Safety by Satellite
With security issues on the rise, several schools use GPS to track students.
Government and private industry have used GPS in various ways for 20 years. Other markets, however, are just catching on -- schools are GPS's newest fans, using it to ensure student safety when school violence, terrorist attack and kidnapping concerns are on the rise.
Christ Lutheran School in Rancho Palos Verdes, Calif., recently sent 35 eighth-grade students to Washington, D.C. Eighth-graders at Christ Lutheran have made the annual trek for years, but 2003's class took something new with them -- a wristwatch-like GPS locator that tracked each child's location within 30 meters.
"Parents were pleased," said school principal Jim Neumann. "There's obviously concern about travel due to the war and terrorist attacks, but this device helped ease fears because parents knew their kids were safe. They were excited to know they could track their kids and find out exactly where they were."
Christ Lutheran arranged to test the GPS locator from Wherify Wireless, a developer of wireless location products and services based in Redwood Shores, Calif. The device uses a PCS network and GPS receiver. During the field trip, parents logged onto the Wherify Web site, entered a security code and the system sent an SMS message to the device.
"It's essentially a page with some data that tells the device to locate itself," said Bob Stern, Wherify's director of corporate communications. "Once the page reaches the device, the GPS receiver wakes up, identifies the three or more satellite signals it needs to determine its location, calculates its fix and sends an SMS message back to us with the location, latitude and longitude."
Parents could see exactly where their child was 3,000 miles across the country on an aerial map showing physical surroundings, or on a street map like those featured on MapQuest.
"I was really excited they had it, because it gave me a security that -- even though I knew where they were going -- I could find out where my son was at any time," said Linda Toledo, parent of a Christ Lutheran eighth grader. "Every so often I'd punch it in the computer and see where they were currently, where they were the night before, where they were headed. It was exciting to see that. It helped me feel a part of it too."
With the location history feature, parents could view a map of where the student traveled during the day and send numeric pages with a device included in the system. Parents could also declare an emergency over the Internet or by calling Wherify, and the company would contact 911 immediately. Fortunately that feature wasn't used during the trip.
Wherify's system was designed for individual sale and use, but Stern said the company is open to supporting more group uses. "A lot of parents were worried about the trip. We thought it was a great way to give parents peace of mind," he said.
Neumann and others at Christ Lutheran said they are looking to use the technology for next year's Washington, D.C., trip, and the annual seventh grade Catalina Island visit.
"With devices like the Wherify locator, we believe participation and parent satisfaction in such events will be higher in the future," said Robert Gourley, director of the school's board of education.
Following the Bus
Schools also are beginning to use GPS to track students traveling to and from campus.

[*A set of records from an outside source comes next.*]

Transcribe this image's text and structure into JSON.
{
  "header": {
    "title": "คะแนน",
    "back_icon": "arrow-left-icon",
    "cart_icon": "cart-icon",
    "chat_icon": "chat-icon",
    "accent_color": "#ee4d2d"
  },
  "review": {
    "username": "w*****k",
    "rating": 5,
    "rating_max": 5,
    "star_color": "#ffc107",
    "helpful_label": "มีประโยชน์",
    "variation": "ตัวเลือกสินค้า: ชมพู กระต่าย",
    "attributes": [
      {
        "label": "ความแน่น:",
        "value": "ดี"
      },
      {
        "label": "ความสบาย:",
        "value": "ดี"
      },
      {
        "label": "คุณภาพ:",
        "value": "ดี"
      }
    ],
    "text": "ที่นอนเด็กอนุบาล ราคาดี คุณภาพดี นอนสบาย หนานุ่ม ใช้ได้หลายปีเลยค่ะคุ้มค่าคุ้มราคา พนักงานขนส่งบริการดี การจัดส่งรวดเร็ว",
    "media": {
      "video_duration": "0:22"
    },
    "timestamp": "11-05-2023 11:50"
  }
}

Last year, a school bus hijacked in Pennsylvania was later found in Washington, D.C. While no one was hurt, the incident prompted school officials across the United States to look more closely at technology to help ensure safety of students traveling to and from school.
Hunterdon/Flemington-Raritan Regional High School District in New Jersey tested a system in spring 2003 that uses GPS and a student tracking system on school buses. Six buses were equipped with GPS units, card stripe readers and software from VersaTrans Solutions and TracerNET.

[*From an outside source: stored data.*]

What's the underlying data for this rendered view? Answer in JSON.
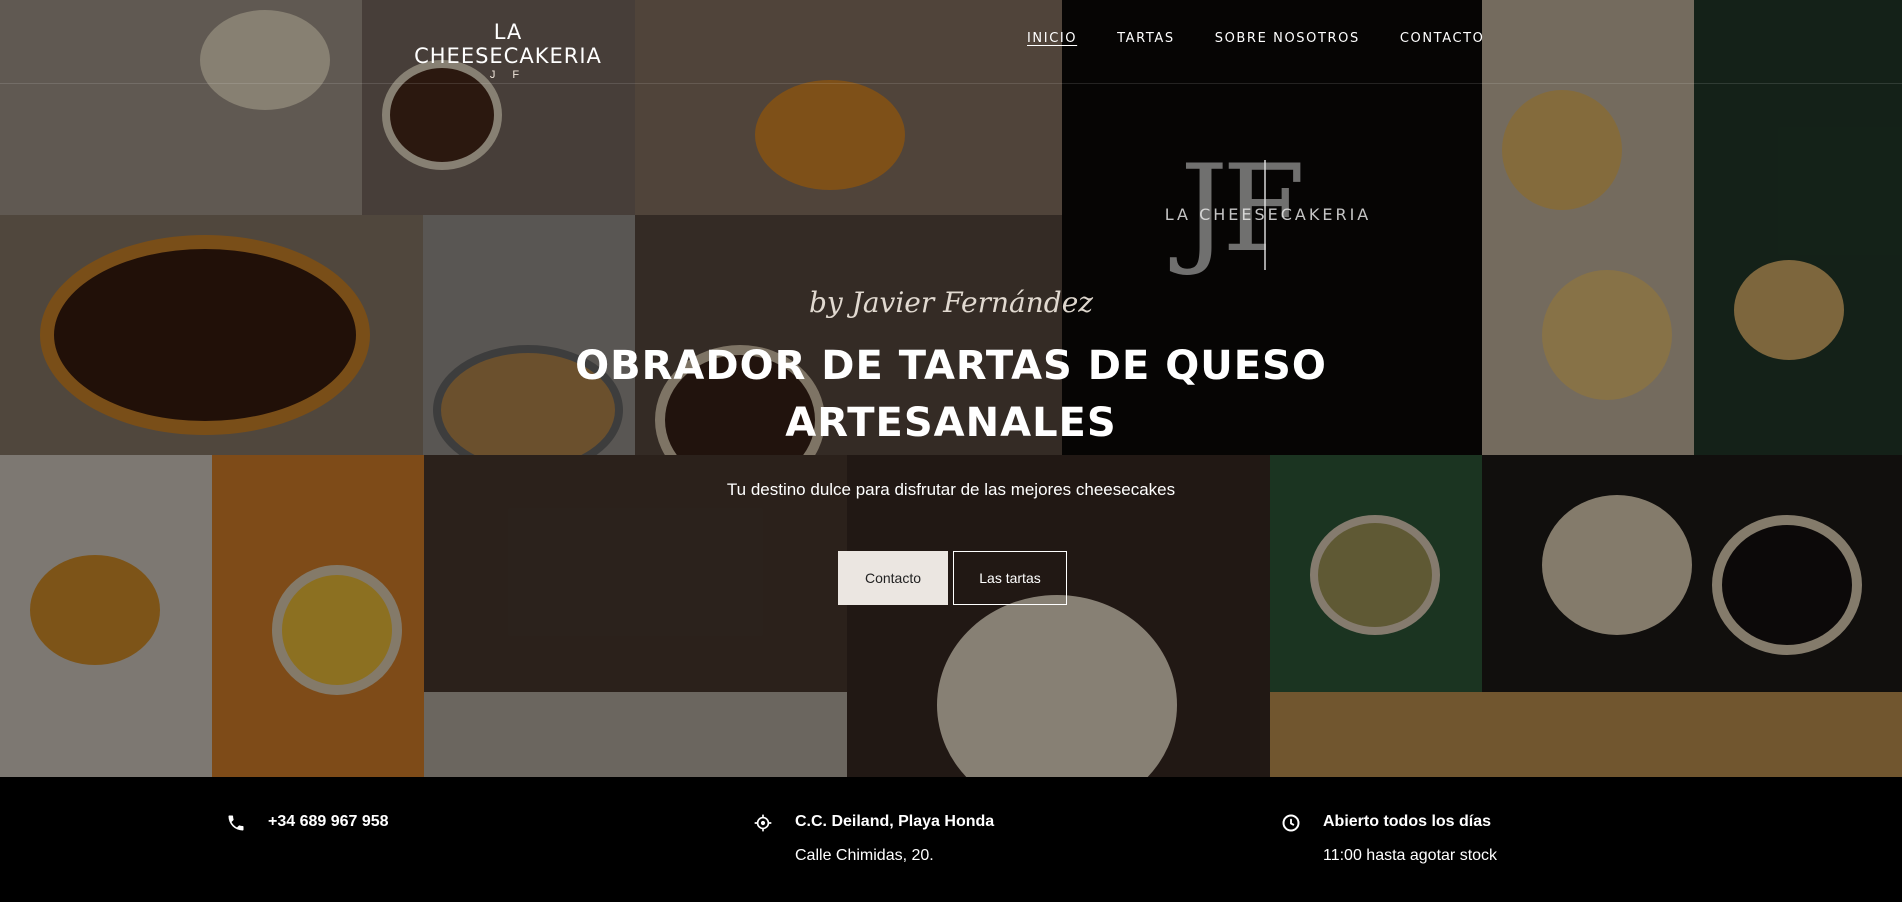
{
  "brand": {
    "name": "LA CHEESECAKERIA",
    "initials": "J F"
  },
  "nav": [
    {
      "label": "INICIO",
      "active": true
    },
    {
      "label": "TARTAS",
      "active": false
    },
    {
      "label": "SOBRE NOSOTROS",
      "active": false
    },
    {
      "label": "CONTACTO",
      "active": false
    }
  ],
  "hero": {
    "logo_letters": "JF",
    "logo_text": "LA CHEESECAKERIA",
    "byline": "by Javier Fernández",
    "headline": "OBRADOR DE TARTAS DE QUESO ARTESANALES",
    "subline": "Tu destino dulce para disfrutar de las mejores cheesecakes",
    "buttons": {
      "contact": "Contacto",
      "cakes": "Las tartas"
    }
  },
  "info": {
    "phone": "+34 689 967 958",
    "address_line1": "C.C. Deiland, Playa Honda",
    "address_line2": "Calle Chimidas, 20.",
    "hours_line1": "Abierto todos los días",
    "hours_line2": "11:00 hasta agotar stock"
  },
  "icons": {
    "phone": "phone-icon",
    "location": "location-icon",
    "clock": "clock-icon"
  },
  "colors": {
    "accent_button": "#ebe6e1",
    "background": "#000000"
  }
}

Each morning, bus drivers swiped their ID cards through the reader, which downloaded a list of authorized student riders for each bus. When students boarded the buses, they also swiped their ID cards. As each bus pulled away from each stop, the vehicle's location and names of its riders were transmitted back to the school's transportation center using a cellular-based data-only messaging service.
Although school officials felt the program was successful, it was not continued beyond its three-month trial because of staffing changes. Officials hope to use the system again.

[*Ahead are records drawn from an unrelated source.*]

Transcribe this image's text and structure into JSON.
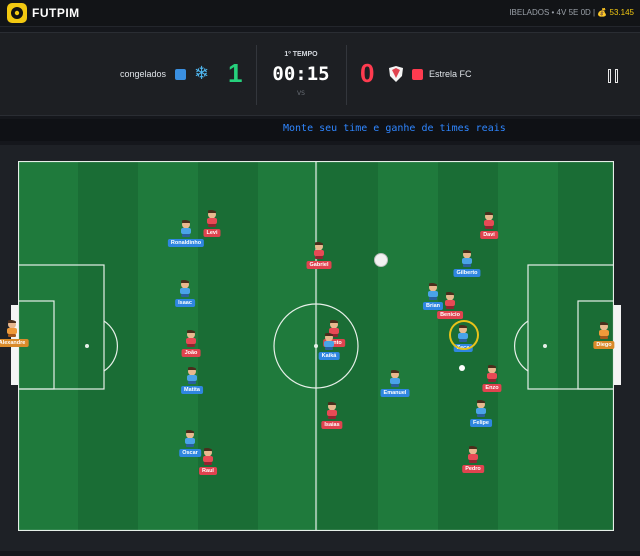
{
  "brand": {
    "name": "FUTPIM",
    "logo_color": "#f2c811"
  },
  "ticker": {
    "text": "IBELADOS • 4V 5E 0D  |",
    "coins": "💰 53.145"
  },
  "scoreboard": {
    "home": {
      "name": "congelados",
      "score": "1",
      "color": "#3a8fe0",
      "icon": "snowflake-icon",
      "icon_glyph": "❄"
    },
    "away": {
      "name": "Estrela FC",
      "score": "0",
      "color": "#ff3b4f",
      "icon": "shield-icon"
    },
    "period": "1º TEMPO",
    "clock": "00:15",
    "vs": "VS"
  },
  "marquee": {
    "text": "Monte seu time e ganhe de times reais"
  },
  "colors": {
    "pitch_light": "#1f7a3c",
    "pitch_dark": "#1a6d35",
    "home_label": "#2f86e0",
    "away_label": "#e0434f",
    "gk_label": "#d98a2a"
  },
  "players": [
    {
      "name": "Alexandre",
      "team": "gk",
      "kit": "orange"
    },
    {
      "name": "Ronaldinho",
      "team": "home",
      "kit": "blue"
    },
    {
      "name": "Levi",
      "team": "away",
      "kit": "red"
    },
    {
      "name": "Isaac",
      "team": "home",
      "kit": "blue"
    },
    {
      "name": "João",
      "team": "away",
      "kit": "red"
    },
    {
      "name": "Matita",
      "team": "home",
      "kit": "blue"
    },
    {
      "name": "Oscar",
      "team": "home",
      "kit": "blue"
    },
    {
      "name": "Raul",
      "team": "away",
      "kit": "red"
    },
    {
      "name": "Gabriel",
      "team": "away",
      "kit": "red"
    },
    {
      "name": "Bento",
      "team": "away",
      "kit": "red"
    },
    {
      "name": "Kaiká",
      "team": "home",
      "kit": "blue"
    },
    {
      "name": "Isaias",
      "team": "away",
      "kit": "red"
    },
    {
      "name": "Emanuel",
      "team": "home",
      "kit": "blue"
    },
    {
      "name": "Davi",
      "team": "away",
      "kit": "red"
    },
    {
      "name": "Gilberto",
      "team": "home",
      "kit": "blue"
    },
    {
      "name": "Brian",
      "team": "home",
      "kit": "blue"
    },
    {
      "name": "Benicio",
      "team": "away",
      "kit": "red"
    },
    {
      "name": "Zeca",
      "team": "home",
      "kit": "blue"
    },
    {
      "name": "Enzo",
      "team": "away",
      "kit": "red"
    },
    {
      "name": "Felipe",
      "team": "home",
      "kit": "blue"
    },
    {
      "name": "Pedro",
      "team": "away",
      "kit": "red"
    },
    {
      "name": "Diego",
      "team": "gk",
      "kit": "orange"
    }
  ]
}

Another safety concern prompted a similar system installation in Indian River County, Fla. In 1999, a school bus full of elementary students collided with a citrus truck, killing two students and injuring a dozen. School officials wanted to know exactly who was on the bus, but had no way to find out.
A combination GPS and student ID tracking program is being tested in the district, and school officials hope it will prevent a reoccurrence of that scenario. The system, supplied by Integrated Systems Research of Miami, will incorporate a thumbprint reader or an infrared card reader on each bus. Students will place their thumb on a scanner or present their student ID as they board and depart each bus. By sending the GPS data through an incorporated Nextel system, the school's central computer will keep a running list of which students are on which bus.
The pilot system has been installed on 10 of the district's buses, with plans for a student identification system to be added this fall.